Holt takes on a huge task in a slim volume, attempting to place the conundrum of race in the context of a new century. Starting with the natural jumping-off point of W. E. B. DuBois’ prediction (1903) that the problem of the twentieth century will be the problem of the color line, Holt examines how that issue, yet unsolved, must be redefined at the dawn of a new century.
Hold first describes the dual-yet-dichotomous nature of color relations, how certain qualities are valued by the oppressor in one situation, then reviled by the same observer in the context of changing times. For example, slave women were once seen as producers. They gave birth to new slaves for societies which, for whatever reason, no longer had ready access to new levies. Yet, the fecundity of the descendants of slaves is disparaged in a postindustrial society that no longer needs the fruit of their wombs.
Taking a page from Michael Foucault, he describes such phenomena as “Biopower,” the capacity of a modern state to control not only the allegiance of its citizens and subjects (a major distinction) but also their bodies. Behind the objective analysis and scholarly tone of Holt’s work, then, lurks a disquieting theme: That of the former victims of slavery and colonialism as a surplus population.

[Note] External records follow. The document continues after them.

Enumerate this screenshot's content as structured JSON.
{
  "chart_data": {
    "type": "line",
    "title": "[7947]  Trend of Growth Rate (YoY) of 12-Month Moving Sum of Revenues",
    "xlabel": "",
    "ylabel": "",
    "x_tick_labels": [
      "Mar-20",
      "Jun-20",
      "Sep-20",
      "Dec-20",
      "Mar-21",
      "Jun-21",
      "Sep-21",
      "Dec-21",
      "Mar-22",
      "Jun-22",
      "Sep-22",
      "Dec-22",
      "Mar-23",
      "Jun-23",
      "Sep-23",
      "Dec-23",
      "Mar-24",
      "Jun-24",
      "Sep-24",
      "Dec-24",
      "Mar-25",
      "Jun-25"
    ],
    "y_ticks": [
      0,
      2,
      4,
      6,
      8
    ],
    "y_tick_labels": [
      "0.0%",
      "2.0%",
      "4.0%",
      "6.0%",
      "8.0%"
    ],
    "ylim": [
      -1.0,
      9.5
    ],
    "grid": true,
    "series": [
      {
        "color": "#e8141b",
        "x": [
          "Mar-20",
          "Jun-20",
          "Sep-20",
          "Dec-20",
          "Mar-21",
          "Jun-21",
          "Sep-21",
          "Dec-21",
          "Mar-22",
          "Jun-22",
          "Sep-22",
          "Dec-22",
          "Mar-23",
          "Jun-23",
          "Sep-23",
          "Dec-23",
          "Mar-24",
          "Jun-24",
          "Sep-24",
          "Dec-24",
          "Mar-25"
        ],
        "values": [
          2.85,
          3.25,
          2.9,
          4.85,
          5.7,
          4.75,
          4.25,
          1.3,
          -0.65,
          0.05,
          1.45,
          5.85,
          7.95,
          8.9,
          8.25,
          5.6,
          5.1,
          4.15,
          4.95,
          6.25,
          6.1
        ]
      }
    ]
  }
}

If Holt’s insights, however, are taken to their logical conclusion, does that mean a constant eradication, through a sort of gradual, velvet genocide will develop in some nations and brute murder in others, of the so-called surplus populations? Not exactly, he posits.
The solution is to be found in the collateral effect of slaver-slave, colonialist-colonizer relations. The former slaves and the former colonized have learned the weapons of the slavers and colonialists. So in nations such as South Africa, the world has seen the outsiders become the insiders, thus slowing, if not reversing, the tide of traditional oppression.
The new question of the color line, then, is not the level of oppression, but rather the degree to which the formerly oppressed will repeat what was taught them, or reject the revenge motive. It’s clear where Holt sees society going. “You must refuse to be racialized or to racialize others,” he writes at the book’s end in a valedictory to his daughter. “But at the same time, you must live as though the world were otherwise.”